From the President of AAAM:
On behalf of the Board of Directors of the Association of African American Museums, we emphatically condemn the hate-driven speech and violence that recently shook Charlottesville, VA. Participants in the scheduled ‘Unite the Right’ rally employed a dizzying, and often contradictory, array of white nationalist ideologies, revisionist historical interpretations, and white supremacist iconographies in registering the depth and dimension of their vague enmity. Unmasked finally, they showed us who they were. Counter-protestors stood in opposition, affirming our humanity.
As often happens when American identity politics and race intersect, the confrontation between protestors and counter-protestors has been reduced to the familiar dichotomy of White versus Black.
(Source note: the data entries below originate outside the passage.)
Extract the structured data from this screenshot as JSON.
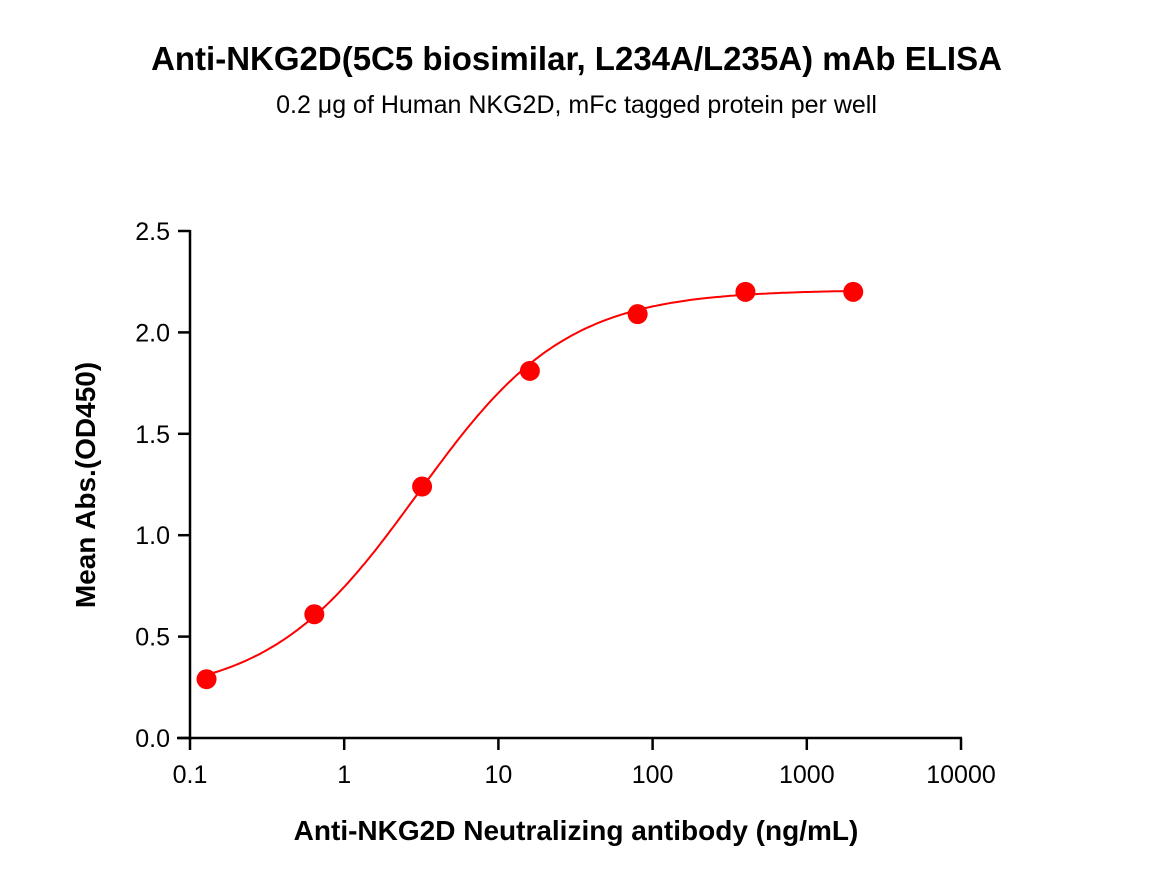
{
  "chart_data": {
    "type": "scatter",
    "title": "Anti-NKG2D(5C5 biosimilar, L234A/L235A) mAb ELISA",
    "subtitle": "0.2 μg of Human NKG2D, mFc tagged protein per well",
    "xlabel": "Anti-NKG2D Neutralizing antibody (ng/mL)",
    "ylabel": "Mean Abs.(OD450)",
    "xscale": "log",
    "xlim": [
      0.1,
      10000
    ],
    "ylim": [
      0,
      2.5
    ],
    "xticks": [
      "0.1",
      "1",
      "10",
      "100",
      "1000",
      "10000"
    ],
    "yticks": [
      "0.0",
      "0.5",
      "1.0",
      "1.5",
      "2.0",
      "2.5"
    ],
    "grid": false,
    "legend": "none",
    "fit": "4-parameter logistic curve",
    "series": [
      {
        "color": "#ff0000",
        "x": [
          0.128,
          0.64,
          3.2,
          16,
          80,
          400,
          2000
        ],
        "y": [
          0.29,
          0.61,
          1.24,
          1.81,
          2.09,
          2.2,
          2.2
        ]
      }
    ]
  }
}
Yet, just over 70 years ago, the swastika stood watch over a Nazi regime that came first for the Jehovah’s Witnesses, then the Jews, then the differently abled, then the Roma, then the LGBTQ community, then the young, and then the old.
The hard fought freedoms secured during the 1960s era Civil and Voting Rights Acts, and subsequent integration of public facilities, were met with outright opposition and the resultant confederate statues that have populated many southern states for the past 60 years.
Though we are more than 150 years removed from the Civil War, there remains a growing effort to recruit, mobilize, and recalibrate the type of white supremacy that terrorized communities of color, both domestic and abroad, throughout the early 20th Century. This effort is currently referred to as the ‘Alt-Right’ movement and includes a number of different groups that share one common belief in the supremacy of whiteness in contrast to all other diverse forms of human existence.
The hate churning Alt-Right movement demands a reckoning with the distorted constructions of our collective past. White supremacy privileges a single narrative and distorts critical aspects of our past. Unlike the notions of the current U.S. president, the actions of such individuals cannot be viewed as anything less than adhorrent and unequivocally immoral.
As the keepers and interpreters of our nation’s history, we must be vigilant in centering the full range of voices and perspectives. We will carry forward the stories and lessons of our past with accuracy, humanity, and truth.
This is how we plan to conquer hate. This is who we are.